Regia e sceneggiatura un po’ schizofrenica e sarcastica in pieno stile McKay, già premio Oscar per la sceneggiatura de La grande scommessa (The Big Short), che firma una pellicola che con il passare del tempo finisce per appesantirsi nei suoi 138 minuti di interminabile attesa.
Alcuni ruoli minori, come quello di Timothée Chalamet, ormai come il prezzemolo (è ovunque) e troppo spesso con la solita espressione (bravo, ma c’è da studiare), non donano niente in più al film e sembrano solo un richiamo per le varie fasce di pubblico.
Meryl Streep è come sempre a suo agio in un ruolo di potere, molto divertente da guardare quando non ti sta facendo rabbrividire. Jennifer Lawrence invece dà al film un impulso emotivo costante anche nei momenti più frenetici. Cate Blanchet, quasi irriconoscibile (sembra di plastica), dona il suo tocco glaciale ad una conduttrice televisiva senza scrupoli. Jonah Hill Feldstein (già con DiCaprio in The Wolf of Wall Street – leggi la recensione) aggiunge quel sarcasmo spocchioso e demenziale all’incapace figlio della Presidente, da cogliere fino a dopo i titoli di coda. Leonardo DiCaprio sempre impeccabile, è l’anima del film, riesce ad essere credibile e vero in ogni fotogramma nonostante il clima surreale che aleggia intorno a lui. Bravo a mantenere livelli altissimi di tensione e di umanità. Chapeau.
Il meteorite è come se cadesse sullo stomaco di ogni spettatore, con un colpo da knock out, tant’è l’ansia sprigionata dalla pellicola, nonostante frangenti divertenti e risate amare. Interessante il taglio del film, che mostra in maniera frizzante e grottesca il processo della comunicazione attraverso i media d’informazione, divenuti sempre più strumento d’intrattenimento.
Don’t Look Up è una critica ad una società sempre più superficiale e corrotta, che spinge a non guardare nella giusta direzione, quella verso la quale il film indirettamente mira.
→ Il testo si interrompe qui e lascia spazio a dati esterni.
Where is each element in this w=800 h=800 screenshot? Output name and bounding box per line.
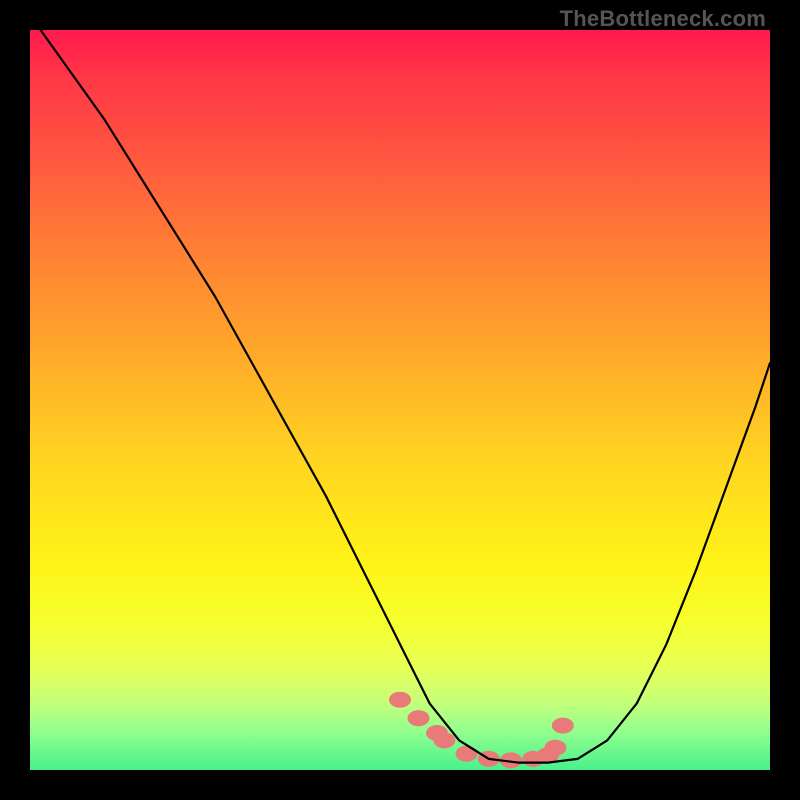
marker-dot <box>408 710 430 726</box>
marker-dot <box>544 740 566 756</box>
bottleneck-curve <box>30 30 770 763</box>
watermark-text: TheBottleneck.com <box>560 6 766 32</box>
chart-frame: TheBottleneck.com <box>0 0 800 800</box>
marker-dot <box>433 732 455 748</box>
plot-area <box>30 30 770 770</box>
marker-dot <box>552 718 574 734</box>
marker-dot <box>456 746 478 762</box>
marker-dot <box>389 692 411 708</box>
highlight-markers <box>389 692 574 769</box>
curve-layer <box>30 30 770 770</box>
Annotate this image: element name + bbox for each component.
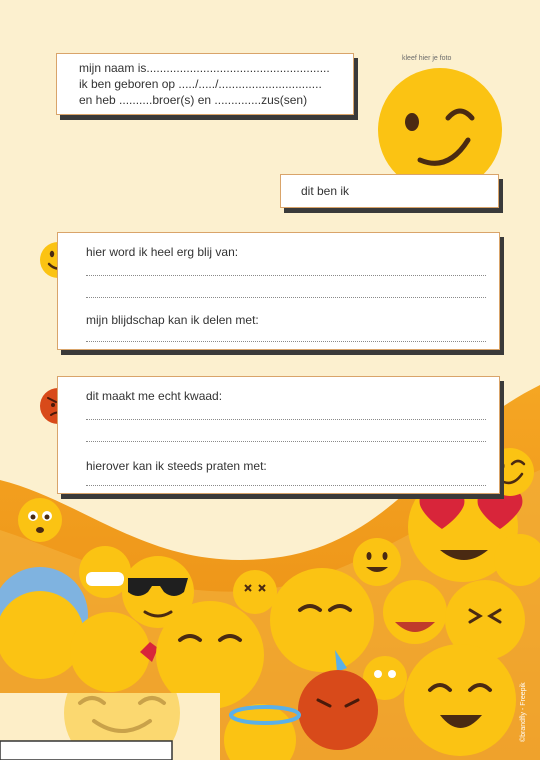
preview-thumbnail (0, 693, 220, 760)
photo-hint-label: kleef hier je foto (402, 55, 452, 62)
happy-question-1: hier word ik heel erg blij van: (86, 245, 239, 259)
angry-question-2: hierover kan ik steeds praten met: (86, 459, 267, 473)
answer-line (86, 275, 486, 276)
happy-question-2: mijn blijdschap kan ik delen met: (86, 313, 259, 327)
answer-line (86, 419, 486, 420)
image-credit: ©brandfly - Freepik (520, 682, 527, 742)
answer-line (86, 297, 486, 298)
angry-section-box: dit maakt me echt kwaad: hierover kan ik… (57, 376, 500, 494)
worksheet-page: mijn naam is............................… (0, 0, 540, 760)
answer-line (86, 341, 486, 342)
photo-caption-box: dit ben ik (280, 174, 499, 208)
siblings-line: en heb ..........broer(s) en ...........… (79, 93, 308, 107)
photo-caption: dit ben ik (301, 184, 350, 198)
birthdate-line: ik ben geboren op ...../...../..........… (79, 77, 322, 91)
answer-line (86, 441, 486, 442)
personal-info-box: mijn naam is............................… (56, 53, 354, 115)
happy-section-box: hier word ik heel erg blij van: mijn bli… (57, 232, 500, 350)
angry-question-1: dit maakt me echt kwaad: (86, 389, 223, 403)
answer-line (86, 485, 486, 486)
preview-emoji-icon (0, 693, 220, 760)
name-line: mijn naam is............................… (79, 61, 330, 75)
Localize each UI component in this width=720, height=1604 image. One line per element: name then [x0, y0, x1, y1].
Mestamente la politica mondiale finge di ricordarsi dei disastri ambientali le poche volte all’anno che viene dato spazio alla Greta Thunberg del caso, solo il tempo per farsi un selfie con l’arcobaleno e uno slogan buonista, con l’unico obiettivo di postarlo on-line e ricevere qualche like. Mentre Musk e Bezos si sfidano a suon di voli orbitali per milionari.
In questi atteggiamenti, reali, ci sono molte convergenze con la finzione cinematografica di Don’t look up. Intersezioni ben più minacciose di un meteorite.
Quello che se n’è andato è il nostro senso critico (di esseri pensanti), civico (di cittadini diventati ormai meri consumatori) e di volontà (di andare in strada e manifestare).
Il massimo della rivolta consiste nella realizzazione di un post o di una storia su Instagram, sufficiente a farci sentire impegnati nella giusta causa.
Così ogni giorno milioni di ignari lavoratori oliano gratuitamente gli ingranaggi dei social di Zuckerberg, che ringrazia.
Un post non ci salverà, ma renderà la fine meno tragica, un po’ stupida, ma più figa. L’estinzione ce la siamo ampiamente meritata.